The first element that Serbian litigation lacks in order to be fully digitalised is structures set by legislation, which would allow the parties and the court to conduct all communications digitally and would allow for court hearings to be conducted virtually. The second element that is lacking in Serbian litigation and necessary for legislation on digitalisation is the technology that would allow for digitalised legislation.
The legislative framework for digitalised legislation in Serbia began its development through the “Draft amendments to the Law on Civil Procedure” mentioned above, but it is still uncertain whether these amendments will be adopted by parliament.
5. Are there specific rules in place that address the use of technology in litigation? Are such laws currently up for (legislative) debate?
There are no specific rules in place that address the use of technology in litigation. The use of technology in legislation is at the moment only addressed in the “Draft amendments to the Law on Civil Procedure” whose adoption by parliament is currently pending.
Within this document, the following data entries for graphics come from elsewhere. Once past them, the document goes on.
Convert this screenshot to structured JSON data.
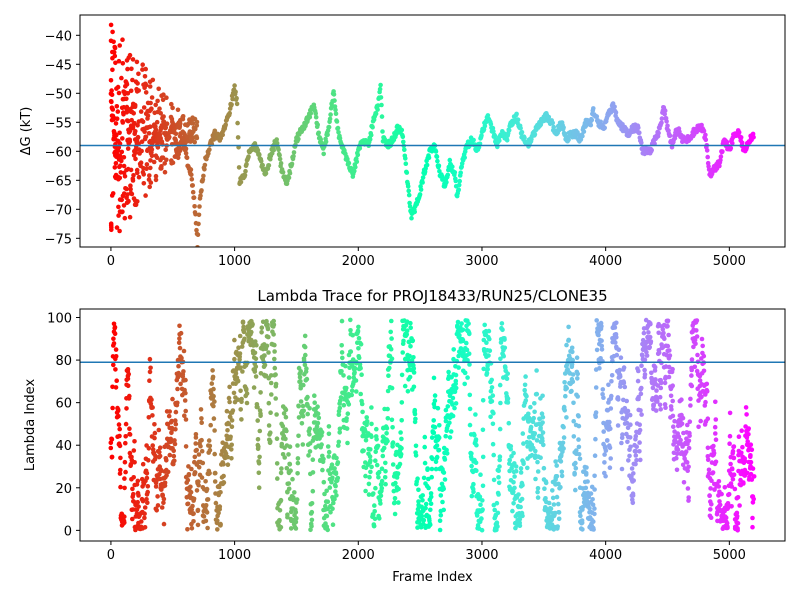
{
  "chart_data": [
    {
      "type": "scatter",
      "title": "",
      "xlabel": "",
      "ylabel": "ΔG (kT)",
      "xlim": [
        -250,
        5450
      ],
      "ylim": [
        -76.5,
        -36.5
      ],
      "xticks": [
        0,
        1000,
        2000,
        3000,
        4000,
        5000
      ],
      "yticks": [
        -75,
        -70,
        -65,
        -60,
        -55,
        -50,
        -45,
        -40
      ],
      "hline": -59,
      "hline_color": "#1f77b4",
      "colormap": "rainbow",
      "grid": false,
      "path_points": [
        [
          0,
          -50
        ],
        [
          20,
          -55
        ],
        [
          40,
          -62
        ],
        [
          60,
          -58
        ],
        [
          80,
          -64
        ],
        [
          100,
          -53
        ],
        [
          120,
          -48
        ],
        [
          140,
          -60
        ],
        [
          160,
          -56
        ],
        [
          180,
          -52
        ],
        [
          200,
          -60
        ],
        [
          220,
          -57
        ],
        [
          240,
          -63
        ],
        [
          260,
          -55
        ],
        [
          280,
          -58
        ],
        [
          300,
          -54
        ],
        [
          320,
          -61
        ],
        [
          350,
          -56
        ],
        [
          380,
          -59
        ],
        [
          420,
          -54
        ],
        [
          460,
          -58
        ],
        [
          500,
          -55
        ],
        [
          540,
          -61
        ],
        [
          580,
          -57
        ],
        [
          620,
          -62
        ],
        [
          650,
          -64
        ],
        [
          680,
          -70
        ],
        [
          700,
          -76
        ],
        [
          720,
          -68
        ],
        [
          760,
          -62
        ],
        [
          800,
          -59
        ],
        [
          840,
          -57
        ],
        [
          880,
          -58
        ],
        [
          920,
          -56
        ],
        [
          960,
          -53
        ],
        [
          1000,
          -49
        ],
        [
          1020,
          -52
        ],
        [
          1040,
          -65
        ],
        [
          1080,
          -64
        ],
        [
          1120,
          -60
        ],
        [
          1160,
          -59
        ],
        [
          1200,
          -61
        ],
        [
          1250,
          -64
        ],
        [
          1300,
          -60
        ],
        [
          1340,
          -58
        ],
        [
          1380,
          -63
        ],
        [
          1420,
          -66
        ],
        [
          1460,
          -62
        ],
        [
          1500,
          -58
        ],
        [
          1550,
          -56
        ],
        [
          1600,
          -54
        ],
        [
          1640,
          -52
        ],
        [
          1680,
          -57
        ],
        [
          1720,
          -60
        ],
        [
          1760,
          -56
        ],
        [
          1800,
          -50
        ],
        [
          1840,
          -57
        ],
        [
          1880,
          -60
        ],
        [
          1920,
          -62
        ],
        [
          1960,
          -64
        ],
        [
          2000,
          -60
        ],
        [
          2040,
          -58
        ],
        [
          2080,
          -59
        ],
        [
          2120,
          -55
        ],
        [
          2160,
          -52
        ],
        [
          2180,
          -49
        ],
        [
          2200,
          -58
        ],
        [
          2240,
          -59
        ],
        [
          2280,
          -58
        ],
        [
          2320,
          -56
        ],
        [
          2360,
          -57
        ],
        [
          2400,
          -66
        ],
        [
          2430,
          -71
        ],
        [
          2460,
          -70
        ],
        [
          2500,
          -67
        ],
        [
          2540,
          -63
        ],
        [
          2580,
          -60
        ],
        [
          2620,
          -59
        ],
        [
          2660,
          -64
        ],
        [
          2700,
          -66
        ],
        [
          2740,
          -62
        ],
        [
          2780,
          -64
        ],
        [
          2800,
          -68
        ],
        [
          2840,
          -62
        ],
        [
          2880,
          -59
        ],
        [
          2920,
          -58
        ],
        [
          2960,
          -60
        ],
        [
          3000,
          -57
        ],
        [
          3040,
          -54
        ],
        [
          3080,
          -56
        ],
        [
          3120,
          -59
        ],
        [
          3160,
          -57
        ],
        [
          3200,
          -58
        ],
        [
          3240,
          -55
        ],
        [
          3280,
          -54
        ],
        [
          3320,
          -57
        ],
        [
          3360,
          -59
        ],
        [
          3400,
          -58
        ],
        [
          3440,
          -56
        ],
        [
          3480,
          -55
        ],
        [
          3520,
          -54
        ],
        [
          3560,
          -55
        ],
        [
          3600,
          -57
        ],
        [
          3640,
          -55
        ],
        [
          3680,
          -58
        ],
        [
          3720,
          -57
        ],
        [
          3760,
          -57
        ],
        [
          3800,
          -58
        ],
        [
          3840,
          -55
        ],
        [
          3880,
          -55
        ],
        [
          3900,
          -53
        ],
        [
          3940,
          -55
        ],
        [
          3980,
          -56
        ],
        [
          4020,
          -54
        ],
        [
          4060,
          -52
        ],
        [
          4100,
          -55
        ],
        [
          4140,
          -56
        ],
        [
          4180,
          -57
        ],
        [
          4220,
          -56
        ],
        [
          4260,
          -56
        ],
        [
          4300,
          -60
        ],
        [
          4360,
          -60
        ],
        [
          4400,
          -58
        ],
        [
          4440,
          -56
        ],
        [
          4470,
          -52
        ],
        [
          4500,
          -56
        ],
        [
          4540,
          -59
        ],
        [
          4580,
          -56
        ],
        [
          4620,
          -58
        ],
        [
          4660,
          -58
        ],
        [
          4700,
          -57
        ],
        [
          4740,
          -56
        ],
        [
          4780,
          -56
        ],
        [
          4810,
          -58
        ],
        [
          4840,
          -64
        ],
        [
          4880,
          -63
        ],
        [
          4920,
          -62
        ],
        [
          4960,
          -58
        ],
        [
          5000,
          -60
        ],
        [
          5040,
          -57
        ],
        [
          5080,
          -57
        ],
        [
          5120,
          -60
        ],
        [
          5160,
          -58
        ],
        [
          5200,
          -57
        ]
      ],
      "early_scatter": {
        "x_range": [
          0,
          700
        ],
        "y_range": [
          -76,
          -38
        ]
      }
    },
    {
      "type": "scatter",
      "title": "Lambda Trace for PROJ18433/RUN25/CLONE35",
      "xlabel": "Frame Index",
      "ylabel": "Lambda Index",
      "xlim": [
        -250,
        5450
      ],
      "ylim": [
        -5,
        104
      ],
      "xticks": [
        0,
        1000,
        2000,
        3000,
        4000,
        5000
      ],
      "yticks": [
        0,
        20,
        40,
        60,
        80,
        100
      ],
      "hline": 79,
      "hline_color": "#1f77b4",
      "colormap": "rainbow",
      "grid": false,
      "n_points": 5200,
      "value_range": [
        0,
        99
      ]
    }
  ]
}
6. Are there specific (pilot) projects (either planned or already set up) that aim at further fostering digitalisation in litigation?
There are currently no specific projects directly aimed at improving digitalisation processes in litigation.
However, a special body, the Department for e-Judicial System within the Ministry of Justice, was incorporated for the purpose of contributing to the development of the use of information and communication technologies by the judicial bodies, as well as participating in legislative procedures pertaining to regulations applicable to the implementation of information and communication technologies by judicial bodies. This department also engages in monitoring and coordinating activities pertaining to the implementation of information and communication technologies by judicial bodies.
Furthermore, a number of official documents envisaging certain objectives, indicators and guidelines in regard to the implementation of information and communication technologies within the judicial system has been introduced by executive government bodies – the most notable include the ICT System Development Guidelines in the Judicial Sector, adopted by the Ministry of Justice in April 2016, and the Action Plan for the Implementation of the Judiciary Development Strategy for 2020-2025, adopted by the government.
7. Given the current rise of AI tools, are there specific rules that apply to the use of AI in litigation?
There are currently no rules in place that specifically address the use of AI in litigation.
8. If digital tools are being used: What are the (technical) measures to prevent unwanted access/IT-security breaches? Are there specific rules in place that relate to the use of data?
Currently, there is no available information on the technical measures aimed at preventing unwanted access or IT security breaches.
As for specific rules on the use of data, the Law on Personal Data Protection prescribes several exceptions on the requirements for data processing and the duties of data processors when data processing is conducted by a judicial body.
9. Has the use of digital tools in litigation led to new risks for businesses, e.g. through the rise of legal tech companies collecting (consumer) claims and then jointly or individually filing them on a large scale, using digital and automated processes in this regard?
We are not aware of any cases where a large number of claims were filed using digital and automated processes.
10. Are there specific tools or processes (either planned or already in place) aimed at improving accessibility to legal services (‘access to justice’), e.g. legal chatbots, centralised digital platforms, etc.?
There are currently no such sophisticated tools or processes either planned or already functioning.